Why does Xander Bogaerts have such a low Defensive Runs Saved total?
By MARK SIMON
With one out and nobody on in the second inning of Game 2 of the ALCS, Astros shortstop Carlos Correa hit a ground ball in the shortstop-third base hole. Xander Bogaerts got to the ball, but took his time in making a throw to first base. Correa beat it out for what was scored an infield hit.
Two batters later, Josh Reddick popped out for what would have been the third out of the inning had Bogaerts made the play. Instead, George Springer doubled, plating two runs in what could have been a huge moment in the game.
Baseball Info Solutions received a few inquiries on Twitter as to why Bogaerts has the worst Defensive Runs Saved total of any shortstop in the majors (-19).
Simply put: It’s because he doesn’t make plays like that one. And that’s whether he gets to the ball or he doesn’t.
Bogaerts rates worse getting outs on balls hit in the shortstop-third base hole than any shortstop in the 16 years that BIS has collected data. He was 36 plays below average, breaking the mark of 34 below set by Jimmy Rollins in 2013.
In fairness to Bogaerts, some of this is due to where he’s positioned (he often cheats up the middle), it doesn’t factor in how he fares in shifts (which would likely help him a little), and he’s pretty good at fielding balls hit up the middle and the area in which a shortstop typically plays.
Let’s explain via example: If we divided the area between second base and third base into thirds, it would be important for our purposes to know how Bogaerts gets outs in that middle-third area, which would cover a lot of the shortstop-third base hole. Here’s the answer in context.
The average team gets an out on a ground ball hit into that middle-third area by a right-handed batter about 77 percent of the time (the Astros are right at the average).

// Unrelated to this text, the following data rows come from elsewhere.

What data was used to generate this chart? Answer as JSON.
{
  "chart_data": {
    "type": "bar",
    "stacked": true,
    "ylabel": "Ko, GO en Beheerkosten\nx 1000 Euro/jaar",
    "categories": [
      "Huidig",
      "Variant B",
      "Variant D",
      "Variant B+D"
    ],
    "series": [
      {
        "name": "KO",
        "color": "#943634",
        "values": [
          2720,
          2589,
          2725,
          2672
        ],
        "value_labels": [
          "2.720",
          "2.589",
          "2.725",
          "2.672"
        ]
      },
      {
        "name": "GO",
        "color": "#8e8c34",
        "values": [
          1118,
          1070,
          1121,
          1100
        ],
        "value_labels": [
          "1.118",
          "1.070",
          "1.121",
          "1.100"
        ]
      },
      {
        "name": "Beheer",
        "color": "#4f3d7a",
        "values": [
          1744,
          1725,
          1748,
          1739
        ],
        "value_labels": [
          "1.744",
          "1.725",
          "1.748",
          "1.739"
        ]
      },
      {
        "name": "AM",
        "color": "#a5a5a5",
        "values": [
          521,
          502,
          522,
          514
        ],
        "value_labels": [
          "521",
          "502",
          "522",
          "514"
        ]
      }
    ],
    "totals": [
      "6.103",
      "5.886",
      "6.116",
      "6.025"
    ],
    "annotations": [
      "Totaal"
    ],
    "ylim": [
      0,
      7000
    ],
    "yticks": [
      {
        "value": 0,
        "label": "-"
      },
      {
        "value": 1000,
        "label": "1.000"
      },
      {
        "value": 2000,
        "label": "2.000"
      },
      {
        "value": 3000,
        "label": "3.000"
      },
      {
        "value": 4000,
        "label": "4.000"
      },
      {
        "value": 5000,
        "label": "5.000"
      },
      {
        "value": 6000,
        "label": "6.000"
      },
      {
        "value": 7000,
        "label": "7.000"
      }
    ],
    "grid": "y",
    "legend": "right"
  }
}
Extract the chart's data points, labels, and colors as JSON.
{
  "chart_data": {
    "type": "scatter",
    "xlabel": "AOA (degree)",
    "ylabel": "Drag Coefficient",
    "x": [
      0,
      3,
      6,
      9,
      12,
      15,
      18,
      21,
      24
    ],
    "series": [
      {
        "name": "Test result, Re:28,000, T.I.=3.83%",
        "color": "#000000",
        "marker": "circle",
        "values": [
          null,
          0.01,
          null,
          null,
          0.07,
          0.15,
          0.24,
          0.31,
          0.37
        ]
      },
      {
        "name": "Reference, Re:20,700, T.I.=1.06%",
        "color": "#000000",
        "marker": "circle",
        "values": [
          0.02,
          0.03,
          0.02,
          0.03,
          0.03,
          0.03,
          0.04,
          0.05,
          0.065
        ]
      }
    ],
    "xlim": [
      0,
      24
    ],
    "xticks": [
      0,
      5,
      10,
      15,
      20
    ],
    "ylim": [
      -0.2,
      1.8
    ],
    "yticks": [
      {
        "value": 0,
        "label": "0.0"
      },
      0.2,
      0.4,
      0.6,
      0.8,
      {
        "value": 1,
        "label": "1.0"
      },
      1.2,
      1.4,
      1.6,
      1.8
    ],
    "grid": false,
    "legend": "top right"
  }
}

The Red Sox got an out about 68 percent of the time on the nearly 400 balls hit to that spot. The difference of about nine percentage points accounts for about 35 fewer balls turned into outs than average over the course of the season.
To the Red Sox and Bogaerts’ credit, they’ve turned 20 of 22 ground balls and bunts hit into that area into outs this postseason.
But as we saw in Game 2, one missed play can mean a couple of runs that sent Red Sox Nation into a bit of a panic.